Mümkün olduğunca lokal anestezi altında gerçekleştirilen pitozis operasyonlarında, hastanın göz kapağı düzeyinin ameliyat mühletince daima olarak denetim edildiğini belirten Çağatay:
“Ameliyat sonunda, hastanın göz kapağı muhakkak kalkmış olur. Bu yaklaşımımla, başarılı sonuçlar elde ediyoruz. Hastaların ekseriyetle iş hayatına dönme yahut toplumsal aktivitelere tekrar başlama süreçleri ortalama 5 ila 10 gün ortasında değişir. Ameliyatı takip eden 2-3 gün sonra hastalar; kitap okuma, televizyon izleme üzere aktivitelere ekseriyetle geri dönebilirler. Çok rahatsızlık hissi durumunda, vakit kaybetmeden hekiminizle bağlantıya geçmelisiniz.” biçiminde konuştu.
Ameliyat sonrasında göz kapakları büsbütün kapatılmadığını, bu nedenle hasta etrafını belli bir derecede görebileceğini sötyleyen Çağatay,
“Bu durum, operasyonun aslında görme organını değil, göz kapaklarını amaç almasından kaynaklanır. Göz kapakları, dokusu hassas ve gevşek olan bir yapıya sahip olduğundan, operasyon sonrasında morluk ve şişlik görülmesi olağandır. Birinci 48 saat boyunca, operasyon bölgesine soğuk kompres uygulaması, mevcut şişliklerin ve morlukların azalmasına yardımcı olur.

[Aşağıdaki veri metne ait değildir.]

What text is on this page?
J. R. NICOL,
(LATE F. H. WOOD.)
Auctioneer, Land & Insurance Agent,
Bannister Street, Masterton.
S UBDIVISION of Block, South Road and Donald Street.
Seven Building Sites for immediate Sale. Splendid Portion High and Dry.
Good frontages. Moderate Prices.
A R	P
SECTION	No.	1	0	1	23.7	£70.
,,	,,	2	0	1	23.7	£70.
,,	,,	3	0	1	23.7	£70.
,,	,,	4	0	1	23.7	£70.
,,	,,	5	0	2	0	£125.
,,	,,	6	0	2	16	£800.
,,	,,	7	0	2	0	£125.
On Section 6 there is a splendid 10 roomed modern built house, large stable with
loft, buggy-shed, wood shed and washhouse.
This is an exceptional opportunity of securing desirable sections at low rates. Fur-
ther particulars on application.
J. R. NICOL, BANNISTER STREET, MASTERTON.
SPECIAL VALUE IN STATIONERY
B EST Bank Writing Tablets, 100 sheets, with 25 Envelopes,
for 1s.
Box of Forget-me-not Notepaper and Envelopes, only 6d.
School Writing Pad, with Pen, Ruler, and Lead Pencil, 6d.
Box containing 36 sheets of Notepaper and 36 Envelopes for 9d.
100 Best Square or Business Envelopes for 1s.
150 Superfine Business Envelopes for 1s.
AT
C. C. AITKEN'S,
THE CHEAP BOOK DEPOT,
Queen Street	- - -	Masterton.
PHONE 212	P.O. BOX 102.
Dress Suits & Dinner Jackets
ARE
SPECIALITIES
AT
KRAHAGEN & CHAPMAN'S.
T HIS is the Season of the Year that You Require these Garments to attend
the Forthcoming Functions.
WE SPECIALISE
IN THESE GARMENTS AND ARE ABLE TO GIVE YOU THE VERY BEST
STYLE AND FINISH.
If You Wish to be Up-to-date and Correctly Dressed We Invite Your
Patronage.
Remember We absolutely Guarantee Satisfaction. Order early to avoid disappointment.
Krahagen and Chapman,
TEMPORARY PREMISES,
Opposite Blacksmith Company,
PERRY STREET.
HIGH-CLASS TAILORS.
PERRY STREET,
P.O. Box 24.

Ayrıca, operasyon sonrası birinci 48 saatte şişlik ekseriyetle azamî düzeye ulaşır ve sonrasında yavaş yavaş azalmaya başlar. Operasyonun üzerinden iki gün geçtikten sonra, bölgedeki bantlar değiştirilir, hasta daha rahat bir duruma gelir ve genişletilmiş bir görüş alanı elde eder. Bu basamaktan itibaren hasta, günlük hayatına yavaş yavaş dönmeye başlar” halinde konuştu.